Las cuatro virtudes clásicas

LA TEMPLANZA: Es la virtud moral que regula la atracción por los placeres, y procura el equilibrio en el uso y disfrute de los bienes creados. Asegura el dominio de la voluntad sobre los instintos y mantiene los deseos en los límites de la solidaridad.

Se considera un justo medio entre dos extremos viciosos, en este caso la insensibilidad y la intemperancia.

El cristianismo se apoya en la Biblia para considerarla una de las virtudes cardinales: la persona templada orienta hacia el bien sus apetitos sensibles, guarda una sana discreción y no se deja arrastrar ‘para seguir la pasión de su corazón’ (Si 5,2; cf 37, 27-31).

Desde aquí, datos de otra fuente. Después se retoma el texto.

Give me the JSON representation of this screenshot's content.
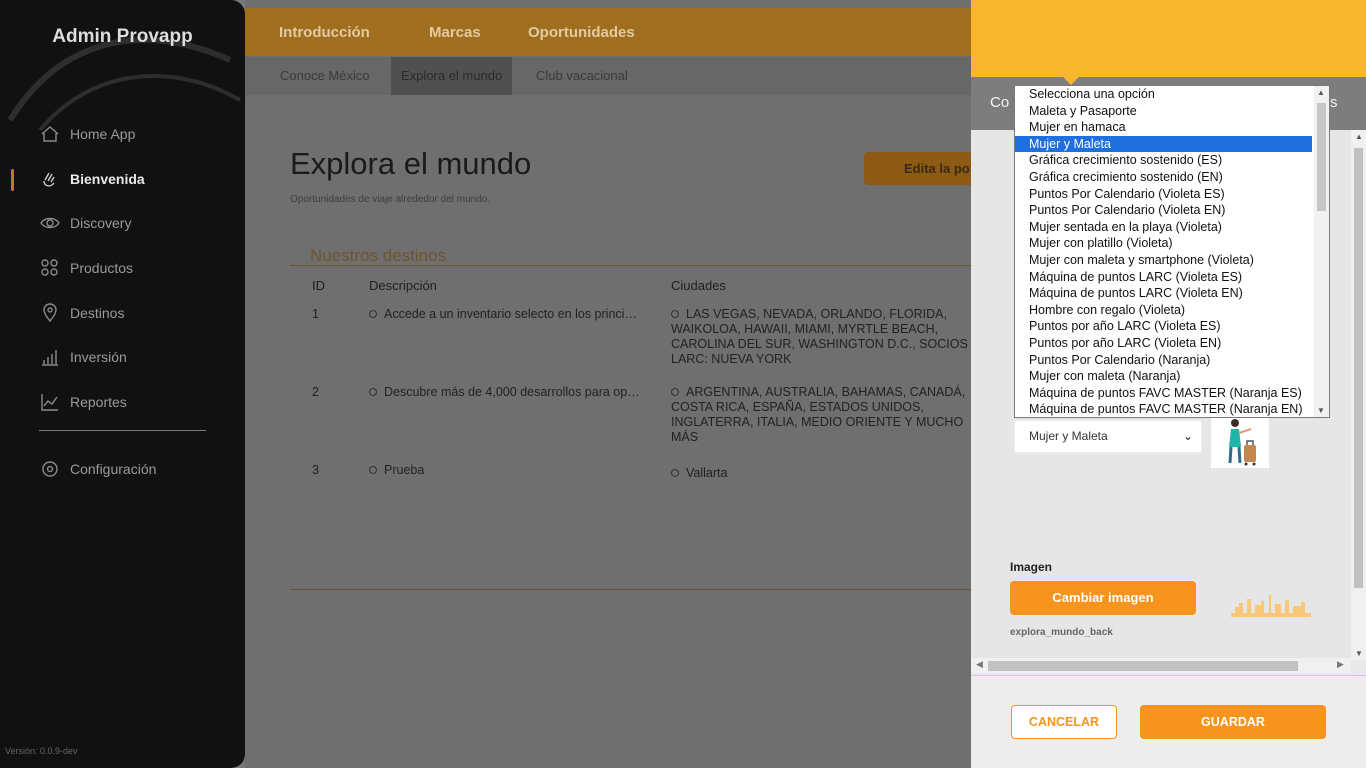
{
  "sidebar": {
    "brand": "Admin Provapp",
    "items": [
      {
        "label": "Home App",
        "icon": "home-icon"
      },
      {
        "label": "Bienvenida",
        "icon": "wave-hand-icon"
      },
      {
        "label": "Discovery",
        "icon": "eye-icon"
      },
      {
        "label": "Productos",
        "icon": "grid-icon"
      },
      {
        "label": "Destinos",
        "icon": "map-pin-icon"
      },
      {
        "label": "Inversión",
        "icon": "bar-chart-icon"
      },
      {
        "label": "Reportes",
        "icon": "line-chart-icon"
      }
    ],
    "config_label": "Configuración",
    "version": "Versión: 0.0.9-dev"
  },
  "topbar": {
    "tabs": [
      "Introducción",
      "Marcas",
      "Oportunidades"
    ]
  },
  "subbar": {
    "tabs": [
      "Conoce México",
      "Explora el mundo",
      "Club vacacional"
    ]
  },
  "main": {
    "title": "Explora el mundo",
    "subtitle": "Oportunidades de viaje alrededor del mundo.",
    "edit_button": "Edita la po",
    "section_title": "Nuestros destinos",
    "columns": [
      "ID",
      "Descripción",
      "Ciudades"
    ],
    "rows": [
      {
        "id": "1",
        "description": "Accede a un inventario selecto en los princi…",
        "cities": "LAS VEGAS, NEVADA, ORLANDO, FLORIDA, WAIKOLOA, HAWAII, MIAMI, MYRTLE BEACH, CAROLINA DEL SUR, WASHINGTON D.C., SOCIOS LARC: NUEVA YORK"
      },
      {
        "id": "2",
        "description": "Descubre más de 4,000 desarrollos para op…",
        "cities": "ARGENTINA, AUSTRALIA, BAHAMAS, CANADÁ, COSTA RICA, ESPAÑA, ESTADOS UNIDOS, INGLATERRA, ITALIA, MEDIO ORIENTE Y MUCHO MÁS"
      },
      {
        "id": "3",
        "description": "Prueba",
        "cities": "Vallarta"
      }
    ]
  },
  "panel": {
    "tab_left": "Co",
    "tab_right": "s",
    "select_value": "Mujer y Maleta",
    "image_label": "Imagen",
    "change_image_button": "Cambiar imagen",
    "file_name": "explora_mundo_back",
    "cancel_button": "CANCELAR",
    "save_button": "GUARDAR",
    "accent_color": "#f7941d",
    "header_color": "#f8b52e"
  },
  "dropdown": {
    "selected_index": 3,
    "options": [
      "Selecciona una opción",
      "Maleta y Pasaporte",
      "Mujer en hamaca",
      "Mujer y Maleta",
      "Gráfica crecimiento sostenido (ES)",
      "Gráfica crecimiento sostenido (EN)",
      "Puntos Por Calendario (Violeta ES)",
      "Puntos Por Calendario (Violeta EN)",
      "Mujer sentada en la playa (Violeta)",
      "Mujer con platillo (Violeta)",
      "Mujer con maleta y smartphone (Violeta)",
      "Máquina de puntos LARC (Violeta ES)",
      "Máquina de puntos LARC (Violeta EN)",
      "Hombre con regalo (Violeta)",
      "Puntos por año LARC (Violeta ES)",
      "Puntos por año LARC (Violeta EN)",
      "Puntos Por Calendario (Naranja)",
      "Mujer con maleta (Naranja)",
      "Máquina de puntos FAVC MASTER (Naranja ES)",
      "Máquina de puntos FAVC MASTER (Naranja EN)"
    ]
  }
}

La tempanza es a menudo recordada en el Antiguo Testamento: ‘No vayas detrás de tus pasiones, tus deseos refrena’ (Si 18, 30). En el Nuevo Testamento es llamada ‘moderación’ o ‘sobriedad’, tal como se afirma en la Carta Paulina ‘(debemos) vivir con moderación, justicia y piedad en el siglo presente’ (Tt 2, 12). El cristianismo, al igual que la mayoría de las religiones y escuelas filosóficas, considera que la tendencia natural hacia el placer sensible que se observa en la comida, la bebida y el deleite sexual es en sí bueno, por ser la manifestación y el reflejo de fuerzas naturales muy potentes que actúan para la propia conservación, pero que corren el peligro de desordenarse y convertirse en energías destructoras.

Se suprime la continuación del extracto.